Algorithmn for bitwise transformation to satisfy an equation

Question

I've been trying to figure out how to approach this, can someone give me an idea of an algorithm or a set of steps to solve this? I'm really stumped. Code isn't necessary. I'm planning to solve it Python3, C and Rust.

Consider four numbers: a, b, c, and k. You must change at most k bits in a and b to form numbers a' and b' satisfying the equation a' | b' = c. | denotes bitwise OR operation.

If no such value exists, return -1 instead. In case of multiple solutions, make a' as small as possible; if there are still multiple solutions, make b' as small as possible.

If the number of bits changed in a is k.a (similarly k.b for b), then k.a + k.b <= k .

Answer 1

I assume the desired results are XOR-masks, ie. numbers with 1 where bits should be changed and 0 where they should be left untouched (so that a XOR amask = a' and b XOR bmask = b')

Just for completeness, the result of a' | b' has 1 bits where either a', or b', or both have 1, else 0.

There first, absolutely necessary, condition for a' | b' = c is that neither a' nor b' have 1 bits where c has 0 bits. In other words, to get the first amask and bmask, you can take a and b and set every bit to 0 where c has 1. In other words again, to get the first amask and bmask, you can take a and b and set every bit to 0 where the binary complement of c has 0.

amask = a & (~c)
bmask = b & (~c)  

Now count how many bit are 1 in amask and bmask (either with a naive loop, or with one of the many popcount functions online), and subtract this from your k. If k gets negative, there is no solution (return -1).

The second part requires that you find bits where both a and b are 0 but c is 1. To put it short:
temp_mask = c & ((a XOR amask) | (b XOR bmask))
temp_mask are the bits you need to set to 1 in either a or b (which one depends on the "smallest" requirement. But first, pop-count temp_mask too, if the result is larger than your remaining k, there is no solution (return -1).

The next step is simple:
amask = amask | temp_mask
The previous amask had 1 where c was 0, this statement now won't overlap anything.
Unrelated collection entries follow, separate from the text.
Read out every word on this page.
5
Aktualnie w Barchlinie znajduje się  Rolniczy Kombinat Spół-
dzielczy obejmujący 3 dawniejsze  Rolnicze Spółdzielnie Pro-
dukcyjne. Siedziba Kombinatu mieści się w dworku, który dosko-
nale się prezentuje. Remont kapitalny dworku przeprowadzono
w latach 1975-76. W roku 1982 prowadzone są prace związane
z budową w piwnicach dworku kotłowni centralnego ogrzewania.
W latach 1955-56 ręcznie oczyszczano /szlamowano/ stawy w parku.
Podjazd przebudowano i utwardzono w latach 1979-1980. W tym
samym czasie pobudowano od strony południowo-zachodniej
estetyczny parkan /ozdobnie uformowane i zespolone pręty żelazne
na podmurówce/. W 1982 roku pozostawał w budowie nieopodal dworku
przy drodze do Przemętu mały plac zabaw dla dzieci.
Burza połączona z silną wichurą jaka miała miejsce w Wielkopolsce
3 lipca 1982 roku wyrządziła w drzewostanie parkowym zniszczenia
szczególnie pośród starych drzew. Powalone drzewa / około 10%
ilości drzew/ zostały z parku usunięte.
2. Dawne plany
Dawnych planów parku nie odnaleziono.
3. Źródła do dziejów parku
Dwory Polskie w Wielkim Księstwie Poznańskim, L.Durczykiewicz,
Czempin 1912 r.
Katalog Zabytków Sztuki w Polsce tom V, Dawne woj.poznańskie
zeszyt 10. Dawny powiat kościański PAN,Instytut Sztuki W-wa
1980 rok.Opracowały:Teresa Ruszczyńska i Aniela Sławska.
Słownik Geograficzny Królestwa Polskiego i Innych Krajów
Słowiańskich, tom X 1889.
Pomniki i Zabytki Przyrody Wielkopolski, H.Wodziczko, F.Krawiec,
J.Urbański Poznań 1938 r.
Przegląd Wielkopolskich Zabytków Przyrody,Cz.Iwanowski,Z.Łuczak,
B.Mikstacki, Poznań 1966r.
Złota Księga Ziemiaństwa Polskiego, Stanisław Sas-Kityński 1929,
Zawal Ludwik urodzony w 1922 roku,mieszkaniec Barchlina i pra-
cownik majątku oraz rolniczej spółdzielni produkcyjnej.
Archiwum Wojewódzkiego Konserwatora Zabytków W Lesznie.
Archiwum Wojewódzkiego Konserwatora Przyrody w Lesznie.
Now, you have at least one solution for a' | b' = c, that is
(a XOR amask) | (b XOR bmask) = c
But there could still be another one with a smaller a, right?

That's not very hard too: Each bit which is 1 in (a XOR amask) but 0 in (b XOR bmask) can be "moved", ie. make it 0 in (a XOR amask) and 1 in (b XOR bmask). The result c will be the same, but the numeric value of (a XOR amask) will be smaller (possibly, worst case it stays the same).

temp_mask = (a XOR amask) & (~(b XOR bmask))  
amask = amask XOR temp_mask
bmask = bmask XOR temp_mask

For implementing this, pay attention to unsigned and int sizes.

Full pseudocode:

amask = a & (~c)
bmask = b & (~c) 
temp_mask = c & ((a XOR amask) | (b XOR bmask))
amask = amask | temp_mask
temp_mask = (a XOR amask) & (~(b XOR bmask))  
amask = amask XOR temp_mask
bmask = bmask XOR temp_mask

Answer 2

The slow way: 

• Iterate all the bits.
• If a bit is set in a or b but not in c, reset it in a' and b' (count: 1 or 2).
• If it is set in c but missing from both, a and b, set it in b' (count: 1).

Make it fast using this information:

• Find extra bits in a: a & ~c (need to be removed in any case)

• Find extra bits in b: b & ~c (need to be removed in any case)

• Find missing bits: ~(a|b) & c (need to be set in b' to keep a' small)

Feasible if the sum of the corresponding bit counts is <= k.